Understanding Industry Challenges and Addressing Them Through Managed Services Increase PwC’s Value Proposition

PwC works with client partners in its industry teams covering 30 sectors and seven industries and gains an understanding of industry-specific issues. Creating managed services solutions that align with specific use cases and technology assets enables PwC to establish a detailed and informed picture around what capabilities clients need and what domain expertise the company should provide. Such activities accelerate PwC’s manage services expansion and improve its go-to-market messaging around the pace and speed of service delivery.

Alliances With Technology Partners Are an Integral Part of PwC’s Go-to-market Approach

According to PwC’s session on innovation with technology alliances, a significant portion of its business has an attached alliance component that contributes to revenue growth. Alliances are an integral part of PwC’s New Equation global strategy and require a symbiotic relationship at the account level around how to curate solutions and bring industry solutions to life. PwC’s alliance relationships are industry-led and follow a customer-first approach to best address clients’ needs. Establishing partner ecosystems and pursuing one-to-many relationships by working with several alliances at the same time in a client engagement expand PwC’s offerings and resources, enabling it to scale delivery through repeatable assets and generate faster results.
PwC has established an EMEA Impact Center that works on solution generation, presales and sales to accelerate activities with alliance partners across regions. The company has nine strategic alliances, including with Google Cloud (Nasdaq: GOOGL), Amazon Web Services (Nasdaq: AMZN), SAP (NYSE: SAP), Oracle (NYSE: ORCL), Workday (Nasdaq: WDAY), Guidewire (NYSE: GWRE), Salesforce (NYSE: CRM), Adobe (Nasdaq: ADBE) and Microsoft; more than 40 micro alliances, such as with UiPath (NYSE: PATH), Palantir (NYSE: PLTR), Workiva (NYSE: WK) and Sage; and a growing resource base that delivers alliance-related services, up 25% year-to-year at the time of the event. PwC also noted that it increased alliance-related wins and intends to triple the number of wins by 2025.

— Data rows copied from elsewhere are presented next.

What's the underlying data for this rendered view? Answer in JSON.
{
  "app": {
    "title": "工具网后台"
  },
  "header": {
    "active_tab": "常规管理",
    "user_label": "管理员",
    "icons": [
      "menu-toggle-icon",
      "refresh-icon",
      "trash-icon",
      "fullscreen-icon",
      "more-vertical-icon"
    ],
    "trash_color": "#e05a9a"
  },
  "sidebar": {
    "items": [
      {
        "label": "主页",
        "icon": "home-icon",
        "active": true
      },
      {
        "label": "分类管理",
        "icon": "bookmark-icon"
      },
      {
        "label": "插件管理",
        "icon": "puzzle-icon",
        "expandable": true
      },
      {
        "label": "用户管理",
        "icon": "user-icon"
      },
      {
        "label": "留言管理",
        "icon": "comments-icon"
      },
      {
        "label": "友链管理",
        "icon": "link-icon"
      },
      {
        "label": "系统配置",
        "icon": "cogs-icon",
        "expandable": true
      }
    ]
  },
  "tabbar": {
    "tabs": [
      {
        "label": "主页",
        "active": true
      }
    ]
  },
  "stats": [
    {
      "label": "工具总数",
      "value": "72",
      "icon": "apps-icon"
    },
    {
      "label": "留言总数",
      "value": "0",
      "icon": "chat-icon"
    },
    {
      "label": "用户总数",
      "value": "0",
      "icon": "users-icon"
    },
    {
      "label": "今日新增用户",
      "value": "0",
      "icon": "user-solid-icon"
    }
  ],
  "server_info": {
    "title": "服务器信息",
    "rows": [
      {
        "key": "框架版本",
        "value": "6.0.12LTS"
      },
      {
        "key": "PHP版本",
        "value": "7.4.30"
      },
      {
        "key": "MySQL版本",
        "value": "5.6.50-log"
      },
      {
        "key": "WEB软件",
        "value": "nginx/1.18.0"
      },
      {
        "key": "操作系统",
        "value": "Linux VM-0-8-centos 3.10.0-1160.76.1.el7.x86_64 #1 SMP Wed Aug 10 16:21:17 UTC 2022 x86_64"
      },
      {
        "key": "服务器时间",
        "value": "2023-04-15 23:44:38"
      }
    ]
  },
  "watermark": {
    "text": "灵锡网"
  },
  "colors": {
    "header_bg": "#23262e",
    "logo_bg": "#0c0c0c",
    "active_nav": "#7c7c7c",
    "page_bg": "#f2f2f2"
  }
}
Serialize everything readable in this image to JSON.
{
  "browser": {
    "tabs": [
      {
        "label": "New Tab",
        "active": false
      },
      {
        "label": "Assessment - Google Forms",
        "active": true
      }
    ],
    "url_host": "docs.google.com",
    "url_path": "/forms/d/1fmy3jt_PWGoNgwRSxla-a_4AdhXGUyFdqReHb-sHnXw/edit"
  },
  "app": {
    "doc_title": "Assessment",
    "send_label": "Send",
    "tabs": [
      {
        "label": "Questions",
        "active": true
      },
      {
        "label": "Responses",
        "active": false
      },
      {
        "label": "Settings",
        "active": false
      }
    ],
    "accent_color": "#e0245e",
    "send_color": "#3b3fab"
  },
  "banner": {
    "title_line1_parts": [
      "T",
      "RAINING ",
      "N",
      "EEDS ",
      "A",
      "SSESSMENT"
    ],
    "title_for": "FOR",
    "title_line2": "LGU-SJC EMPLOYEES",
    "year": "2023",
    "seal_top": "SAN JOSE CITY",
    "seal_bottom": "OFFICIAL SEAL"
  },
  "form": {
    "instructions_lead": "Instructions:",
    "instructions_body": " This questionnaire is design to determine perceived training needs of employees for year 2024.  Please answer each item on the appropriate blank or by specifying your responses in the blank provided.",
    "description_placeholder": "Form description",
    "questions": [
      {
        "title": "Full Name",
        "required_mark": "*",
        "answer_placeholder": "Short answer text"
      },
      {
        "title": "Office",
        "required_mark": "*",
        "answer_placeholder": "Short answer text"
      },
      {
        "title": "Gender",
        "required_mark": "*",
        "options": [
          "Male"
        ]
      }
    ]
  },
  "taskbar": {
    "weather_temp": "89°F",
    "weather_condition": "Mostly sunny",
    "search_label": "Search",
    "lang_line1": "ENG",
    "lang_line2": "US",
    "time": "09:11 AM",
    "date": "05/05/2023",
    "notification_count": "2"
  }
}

PwC has an established position in its main areas of expertise: advisory, audit and tax services. Diversifying its portfolio by expanding its managed services capabilities improves the company’s value proposition and its ability to offset pressures on discretionary spending resulting from macroeconomic uncertainty. The company’s human-led, technology-powered approach will be a core lever for its success.
According to TBR’s 1Q23 IT Services Vendor Benchmark, “Even if the global economy continues to slow during the rest of 2023, TBR expects clients’ IT spending will remain, though with some tightening of discretionary budgets, as IT is a necessity that enables clients to establish new business models, grow revenues and create efficiencies. While buyers are focusing more on run-the-business awards and less on discretionary spend engagements, vendors that have balanced consulting and managed services portfolios will perform well. Vendors can find ways to use their positions in the technology and managed services space by bringing in consultants that can mine for additional opportunities. While this is an opposite model from the traditional consulting-led discussions, buyers’ budgets are also pivoting toward measurable outcomes enabled by technologies and are less focused on blue-sky new ideas.”


TBR attended PwC Analyst Day in Boston on Sept. 13-14, 2023. The topics and messages aligned across both events, such as the initiatives around business model reinvention. More analysis on PwC will follow in TBR’s special report on the Boston event.